Interleukin (IL)-33, a newly described member of the
IL-1 family, has been reported to facilitate primary
tumor progression and metastatic dissemination. However, its biological function on decidual stromal cells (DSCs) remains unclear. In this study, we tested the hypothesis whether
IL-33 promotes proliferation and invasion of DSCs, and the possible mechanism.

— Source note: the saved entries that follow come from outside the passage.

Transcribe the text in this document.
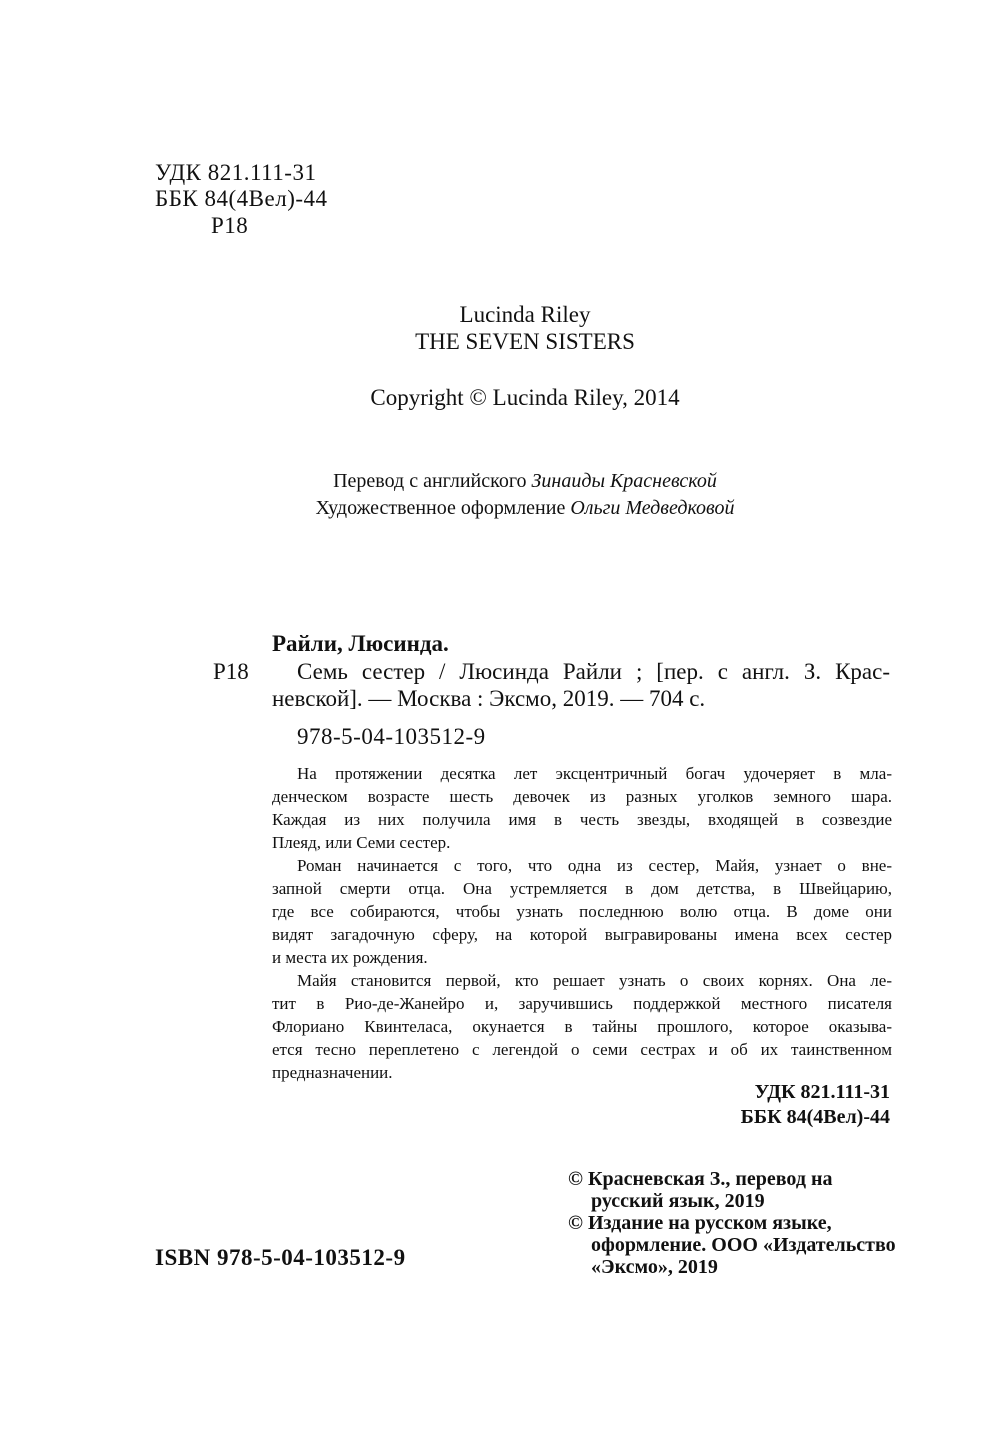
УДК 821.111-31
ББК 84(4Вел)-44
Р18
Lucinda Riley
THE SEVEN SISTERS
Copyright © Lucinda Riley, 2014
Перевод с английского Зинаиды Красневской
Художественное оформление Ольги Медведковой
Райли, Люсинда.
Р18 Семь сестер / Люсинда Райли ; [пер. с англ. З. Крас-
невской]. — Москва : Эксмо, 2019. — 704 с.
978-5-04-103512-9
На протяжении десятка лет эксцентричный богач удочеряет в мла-
денческом возрасте шесть девочек из разных уголков земного шара.
Каждая из них получила имя в честь звезды, входящей в созвездие
Плеяд, или Семи сестер.
Роман начинается с того, что одна из сестер, Майя, узнает о вне-
запной смерти отца. Она устремляется в дом детства, в Швейцарию,
где все собираются, чтобы узнать последнюю волю отца. В доме они
видят загадочную сферу, на которой выгравированы имена всех сестер
и места их рождения.
Майя становится первой, кто решает узнать о своих корнях. Она ле-
тит в Рио-де-Жанейро и, заручившись поддержкой местного писателя
Флориано Квинтеласа, окунается в тайны прошлого, которое оказыва-
ется тесно переплетено с легендой о семи сестрах и об их таинственном
предназначении.
УДК 821.111-31
ББК 84(4Вел)-44
© Красневская З., перевод на
русский язык, 2019
© Издание на русском языке,
оформление. ООО «Издательство
«Эксмо», 2019
ISBN 978-5-04-103512-9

IL-33 and its orphan receptor ST2 was found to be co-expressed by DSCs in human first-trimester pregnancy. Addition of
IL-33, enhanced the proliferation and invasion of DSCs in a dosage-dependent manner, concomitantly with increasing expression of proliferation relative gene (
PCNA,
survivin) and invasion relative gene (
titin, MMP2). Blocking IL-33/ST2 signaling by soluble sST2 apparently abolished the stimulatory effect on the proliferation, invasiveness and related gene expression in DSCs. We also demonstrated that
chemokines CCL2/CCR2 was significantly increased with
IL-33 administration. Moreover, inhibition of CCL2/CCR2 activation using CCL2
neutralizing antibody or CCR2 blocker prevented IL-33-stimulated proliferation and invasiveness capacity of DSCs. Increasing phosphorylation of nuclear factor NF-κB p65 and
extracellular signal-regulated kinases ERK1/2
after treatment with
IL-33 was confirmed by western blotting. And the IL-33-induced CCL2/CCR2 expression was abrogated by treatment with the NF-κB inhibitor
BAY 11-7082 or ERK1/2 inhibitor
U0126. Finally, we showed that decreased IL-33/ST2 expression was observed in DSCs from
spontaneous abortion compared with normal pregnancy at both gene and
protein levels. This study provides evidence for the molecular mechanism of
IL-33 in promoting proliferation and invasiveness of DSCs by up-regulation of CCL2/CCR2 via NF-κB and ERK1/2 signal pathways and thus contributes insight to the potential of
IL-33 involved in successful pregnancy via inducing DSCs mitosis and invasion.